While she is delighted with the results, it is worth noting that energy from a panel-only system is mostly generated between the months of May through September, tailing off to less solar irridation in the winter months, Egan explains. There is still some energy generated but you will have less excess power, says Heyl.

In addition to panels, Leahy also has battery storage. The battery costs about €6,000, says Egan.

Being able to generate electricity, and sell excess to the grid, is something a large section of society wants to buy into. But there are affordability questions around the big move to decarbonisation for homeowners, says Dr Matt Kennedy, associate director of carbon and climate at engineering Arup, a company that has done a lot of research into the subject.

“We’re being pushed towards electrification. While the cost of PV panels has come down significantly, the storage solutions remain quite expensive.”


You can get a very good PV panel system from about €7,200, without the SEAI grant, that is a panel and hot water option, at a cost of €60 per week for 10 years. You can pay for this upfront or on a monthly basis, as offered by some providers such as MySolar. This is where the installation process gets more complicated, Reyl explains.

“There is no point in putting a tiny battery into a large PV array. The safest thing to say is that a battery system needs to be custom designed to the homeowner’s consumption needs. The price range can vary from €4,000 all the way up to €20,000.”

There are grants available through the SEAI to encourage a move to PV panel use but these come with some caveats. Homeowners of second-hand houses should know that in order for any PV panel purchase to qualify for a SEAI grant the property has to have been constructed before 2011. Once installed, the building energy rating (BER) also needs to become an A, B or C rating to qualify. This will require you having a BER accessor visit your home pre-fitting, another outlay to factor in, if you don’t already know the BER of your home.

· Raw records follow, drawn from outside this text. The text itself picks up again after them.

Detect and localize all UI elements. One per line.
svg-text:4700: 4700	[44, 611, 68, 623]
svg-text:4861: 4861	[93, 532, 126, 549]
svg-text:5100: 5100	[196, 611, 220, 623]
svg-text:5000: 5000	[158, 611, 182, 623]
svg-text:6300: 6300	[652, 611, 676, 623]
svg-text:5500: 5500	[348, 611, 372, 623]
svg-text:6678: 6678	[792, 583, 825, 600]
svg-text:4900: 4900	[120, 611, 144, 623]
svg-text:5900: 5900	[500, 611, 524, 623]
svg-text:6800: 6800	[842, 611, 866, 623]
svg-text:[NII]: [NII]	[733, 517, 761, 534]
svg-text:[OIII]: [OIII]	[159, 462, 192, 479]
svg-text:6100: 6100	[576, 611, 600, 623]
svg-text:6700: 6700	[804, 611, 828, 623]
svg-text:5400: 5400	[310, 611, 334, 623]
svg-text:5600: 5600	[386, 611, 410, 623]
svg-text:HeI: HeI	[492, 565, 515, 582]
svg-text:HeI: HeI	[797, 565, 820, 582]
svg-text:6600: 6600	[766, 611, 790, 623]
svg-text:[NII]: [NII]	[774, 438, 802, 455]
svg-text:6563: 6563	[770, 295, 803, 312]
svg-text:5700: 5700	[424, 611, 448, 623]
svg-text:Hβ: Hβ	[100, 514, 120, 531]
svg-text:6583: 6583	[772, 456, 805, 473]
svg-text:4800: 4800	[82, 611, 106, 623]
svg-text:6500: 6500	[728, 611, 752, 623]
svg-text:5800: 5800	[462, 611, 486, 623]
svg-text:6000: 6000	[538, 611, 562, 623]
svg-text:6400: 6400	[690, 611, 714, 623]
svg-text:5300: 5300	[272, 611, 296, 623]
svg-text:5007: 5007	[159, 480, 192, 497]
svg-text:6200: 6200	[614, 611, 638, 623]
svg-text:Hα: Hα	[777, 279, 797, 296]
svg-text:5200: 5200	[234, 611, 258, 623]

The current SEAI residential PV grant system doesn’t work for everyone, says Heyl.

“For those that don’t qualify it is still worth doing because you will be generating power for 25 plus years. It just works out a little bit dearer.”

The grant system also only caters to homeowners. Without their landlord’s say, renters can’t install the panels on their roof.

For those already generating excess electricity, anything you “spill”, that is you don’t use, goes back to the grid, says Ahern. “For now you don’t get paid for this.”

“That’s why a feeding tariff, a rate that pays you for the electricity you are already sending to the grid, is needed,” Heyl says.

“It allows for a simple PV panel installation where you sell excess back to the grid. It’s about giving people the power.”

In Dingle the test case homes have been “spilling” an average of 20 kWh, or 20 units of electricity per week, which amounts to about €4 per week, Ahern says, working on the assumption that a unit of electricity costs 20 cents.

Over a year, that amounts to a rebate of about €208, which doesn’t seem like a lot. However, experts say the selling to the grid rate will be far less and more likely to be in the region of 5 or 6 cents per unit. This amounts to rebates of €41.60-€52. It hardly seems worth the investment, especially if you have to take out a loan or remortgage the house to do so.

But to get a clearer picture of the pros and cons you need to factor in the energy utilised versus the costs outlaid. By giving the capital outlay further consideration, a PV system that costs €7,200 and conforms to the SEAI grant criteria will give a rebate of €1,800, which reduces the overall capital outlay to €5,400.

If you use an average 2,000 kWh pa then you will have paid off the investment in 13.5 years. But most panels have a 25-year lifespan, so the upside is that homeowners can get up to 11.5 years of electricity generation free.

These costs don’t include a hot water diverter or battery storage but taking a long-term view there is a cost advantage, that is, if you can afford to pay for the works in the first place.